Brindescu et al. [29] manually inspected 606 textual conflicts. They characterized merge conflicts in terms of the AST diff size, LOC diff size, and the number of authors. They reported that the vast majority of merge conflicts are resolved by the author of one of the branches. They identified three resolution strategies: SELECT ONE (i.e., keep edits from one branch), INTERLEAVE (i.e., keep edits from both sides), and ADAPTED (i.e., change existing edits and/or add new edits).
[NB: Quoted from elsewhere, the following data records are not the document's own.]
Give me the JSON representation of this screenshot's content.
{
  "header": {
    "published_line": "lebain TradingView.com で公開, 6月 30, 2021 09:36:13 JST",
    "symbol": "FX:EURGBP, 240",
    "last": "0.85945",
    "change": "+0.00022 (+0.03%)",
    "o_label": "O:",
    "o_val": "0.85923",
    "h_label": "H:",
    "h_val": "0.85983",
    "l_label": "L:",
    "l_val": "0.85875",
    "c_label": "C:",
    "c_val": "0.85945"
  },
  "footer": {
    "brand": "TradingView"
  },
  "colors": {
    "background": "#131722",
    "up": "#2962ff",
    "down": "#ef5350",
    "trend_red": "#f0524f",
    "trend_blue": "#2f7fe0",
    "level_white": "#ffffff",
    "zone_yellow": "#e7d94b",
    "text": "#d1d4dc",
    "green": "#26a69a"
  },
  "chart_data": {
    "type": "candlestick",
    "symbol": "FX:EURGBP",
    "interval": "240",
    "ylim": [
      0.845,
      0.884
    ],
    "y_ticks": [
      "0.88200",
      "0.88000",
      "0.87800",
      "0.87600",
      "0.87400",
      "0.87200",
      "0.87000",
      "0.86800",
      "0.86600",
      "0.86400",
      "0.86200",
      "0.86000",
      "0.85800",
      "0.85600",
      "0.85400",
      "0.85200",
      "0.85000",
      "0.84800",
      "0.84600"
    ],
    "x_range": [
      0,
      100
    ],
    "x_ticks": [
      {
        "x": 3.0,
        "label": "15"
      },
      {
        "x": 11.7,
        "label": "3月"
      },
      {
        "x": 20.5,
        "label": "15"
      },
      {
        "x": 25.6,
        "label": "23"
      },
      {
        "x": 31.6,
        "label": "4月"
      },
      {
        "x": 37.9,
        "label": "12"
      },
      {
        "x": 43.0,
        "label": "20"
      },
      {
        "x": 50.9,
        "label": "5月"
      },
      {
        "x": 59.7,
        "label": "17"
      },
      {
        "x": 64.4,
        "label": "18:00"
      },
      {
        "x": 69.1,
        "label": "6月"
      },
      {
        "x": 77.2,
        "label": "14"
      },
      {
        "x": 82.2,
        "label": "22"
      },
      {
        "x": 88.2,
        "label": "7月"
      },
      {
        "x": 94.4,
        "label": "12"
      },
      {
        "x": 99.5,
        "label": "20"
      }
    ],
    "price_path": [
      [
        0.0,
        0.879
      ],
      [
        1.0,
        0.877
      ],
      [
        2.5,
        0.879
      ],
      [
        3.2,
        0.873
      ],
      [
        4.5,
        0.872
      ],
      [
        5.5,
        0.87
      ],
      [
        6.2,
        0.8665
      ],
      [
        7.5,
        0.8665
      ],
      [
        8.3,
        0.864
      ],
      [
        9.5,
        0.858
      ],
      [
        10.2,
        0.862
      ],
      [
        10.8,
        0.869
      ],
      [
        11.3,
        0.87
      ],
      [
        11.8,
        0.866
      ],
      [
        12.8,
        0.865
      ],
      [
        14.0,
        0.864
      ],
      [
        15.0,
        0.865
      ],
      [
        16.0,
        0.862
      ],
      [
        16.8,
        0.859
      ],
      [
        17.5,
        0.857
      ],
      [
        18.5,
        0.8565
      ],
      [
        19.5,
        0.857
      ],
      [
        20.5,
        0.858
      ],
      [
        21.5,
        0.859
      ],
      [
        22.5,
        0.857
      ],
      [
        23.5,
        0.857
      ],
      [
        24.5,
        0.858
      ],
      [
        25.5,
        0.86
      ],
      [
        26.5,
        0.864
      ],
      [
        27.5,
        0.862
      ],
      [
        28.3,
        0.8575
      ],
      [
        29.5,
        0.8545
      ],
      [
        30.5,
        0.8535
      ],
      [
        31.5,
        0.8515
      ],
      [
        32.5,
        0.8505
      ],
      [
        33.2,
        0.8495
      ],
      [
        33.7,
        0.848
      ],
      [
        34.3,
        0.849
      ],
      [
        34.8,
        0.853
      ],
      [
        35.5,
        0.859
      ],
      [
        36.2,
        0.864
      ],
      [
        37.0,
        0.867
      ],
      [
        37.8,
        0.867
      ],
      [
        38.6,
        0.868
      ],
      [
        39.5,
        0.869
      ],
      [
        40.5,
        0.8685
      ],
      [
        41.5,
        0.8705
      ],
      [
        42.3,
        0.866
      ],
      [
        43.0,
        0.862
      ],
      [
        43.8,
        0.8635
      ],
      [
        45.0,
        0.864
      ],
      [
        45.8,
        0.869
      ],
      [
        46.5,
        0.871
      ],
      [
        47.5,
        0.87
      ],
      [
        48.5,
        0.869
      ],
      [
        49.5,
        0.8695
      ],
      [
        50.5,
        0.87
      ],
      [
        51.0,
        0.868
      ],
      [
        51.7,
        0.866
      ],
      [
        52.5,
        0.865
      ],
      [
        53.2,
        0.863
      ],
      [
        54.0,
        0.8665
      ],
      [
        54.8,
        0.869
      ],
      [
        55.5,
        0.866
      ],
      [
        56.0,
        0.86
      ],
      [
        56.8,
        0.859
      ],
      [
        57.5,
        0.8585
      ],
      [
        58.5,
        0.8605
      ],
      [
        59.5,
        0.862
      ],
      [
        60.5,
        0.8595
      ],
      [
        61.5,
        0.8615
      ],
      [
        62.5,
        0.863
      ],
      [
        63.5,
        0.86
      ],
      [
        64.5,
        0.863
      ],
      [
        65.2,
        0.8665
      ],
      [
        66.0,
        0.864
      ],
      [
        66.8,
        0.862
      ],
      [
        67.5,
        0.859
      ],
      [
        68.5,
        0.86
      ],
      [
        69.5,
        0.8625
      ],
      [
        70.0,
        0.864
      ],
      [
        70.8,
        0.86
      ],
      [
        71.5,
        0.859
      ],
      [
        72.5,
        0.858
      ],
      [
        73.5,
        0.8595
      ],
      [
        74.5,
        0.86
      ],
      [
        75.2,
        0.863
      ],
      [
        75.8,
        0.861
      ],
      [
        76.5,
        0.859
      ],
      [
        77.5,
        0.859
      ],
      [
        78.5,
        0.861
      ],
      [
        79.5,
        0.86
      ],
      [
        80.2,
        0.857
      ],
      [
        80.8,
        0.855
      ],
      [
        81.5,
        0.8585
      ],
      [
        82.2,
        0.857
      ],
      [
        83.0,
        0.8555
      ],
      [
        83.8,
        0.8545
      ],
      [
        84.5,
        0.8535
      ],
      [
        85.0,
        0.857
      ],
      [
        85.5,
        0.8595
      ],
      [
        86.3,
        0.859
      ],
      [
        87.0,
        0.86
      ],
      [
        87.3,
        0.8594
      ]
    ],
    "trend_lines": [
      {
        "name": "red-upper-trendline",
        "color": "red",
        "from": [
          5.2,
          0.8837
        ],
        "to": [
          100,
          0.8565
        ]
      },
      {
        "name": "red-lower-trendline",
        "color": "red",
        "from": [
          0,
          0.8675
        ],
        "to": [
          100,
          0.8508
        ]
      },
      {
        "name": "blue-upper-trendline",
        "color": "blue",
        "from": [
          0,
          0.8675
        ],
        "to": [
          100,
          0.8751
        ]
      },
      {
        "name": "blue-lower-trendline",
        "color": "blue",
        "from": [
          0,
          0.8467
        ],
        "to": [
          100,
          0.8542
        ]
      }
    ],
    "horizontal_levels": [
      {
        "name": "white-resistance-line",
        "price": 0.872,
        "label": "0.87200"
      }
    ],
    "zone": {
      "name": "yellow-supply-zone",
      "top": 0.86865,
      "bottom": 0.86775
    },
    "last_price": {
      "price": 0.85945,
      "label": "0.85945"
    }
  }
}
Compared to Brindescu’s work, our study characterizes textual conflicts in terms of the edited files, relative edit locations, and edit types. We did not measure the diff size, count authors, or compare the authors of branches with conflict resolvers. The three resolution strategies recognized by Brindescu et al. are roughly equivalent to our eight strategies mentioned in Section 4.2. For instance, SELECT ONE corresponds to L and R. However, our strategy classification is finer-grained. More importantly, we studied higher-order conflicts and reasoned about the limitations of existing tools based on characterized conflicts.

The study by Ghiotto et al. [18] is most relevant to our work. Ghiotto et al. focused on the textual conflicts found in 2,731 open-source Java projects hosted by GitHub. Seeded by the manual analysis of the history of five projects, their automated analysis of all 2,731 projects (1) characterizes the merge conflicts in terms of the number of chunks, size, and programming language constructs involved, (2) classifies the manual resolution strategies that developers use to address these merge conflicts, and (3) analyzes the relationships between various characteristics of the merge conflicts and the chosen resolution strategies. The researchers also provided recommendations for future merge techniques based on their study.

We got inspired by Ghiotto’s work, but our study is unique in two aspects. First, in addition to textual conflicts, we also mined, inspected, and characterized higher-order conflicts. Second, our recommendations complement the suggestions by Ghiotto et al. Two of our research recommendations are related to higher-order conflicts. Without characterizing such conflicts or exploring the relevant tools, no prior work recognizes the research opportunities as our study does.

Based on the insight that similar code is likely to be changed similarly, researchers proposed tools to recommend code changes or facilitate systematic program editing [38, 42, 44, 45, 47, 49, 51]. With more details, simultaneous editing enables developers to simultaneously edit multiple preselected code fragments in the same way [47]. While a developer interactively demonstrates the edit operations in one fragment, the tool replicates the lexical edits (e.g., copy a line) to other fragments. CP-Miner identifies code clones (i.e., similar code snippets) and detects copy-paste-related bugs if clones have inconsistent identifiers or context mappings [42]. Given two or more similarly changed code examples, Lase extracts the common edit operations, infers a general program transformation, and leverages the transformation to locate code for similar edits [44].

Although both software merge and change recommendation systems are active research areas, our study is the first piece of work that methodically connects the two areas. Our study uncovers various scenarios where developers repetitively applied similar edits to resolve conflicts. It enlightens future research to improve change recommendations, such that conflict-specific systematic edits are automatically created and applied.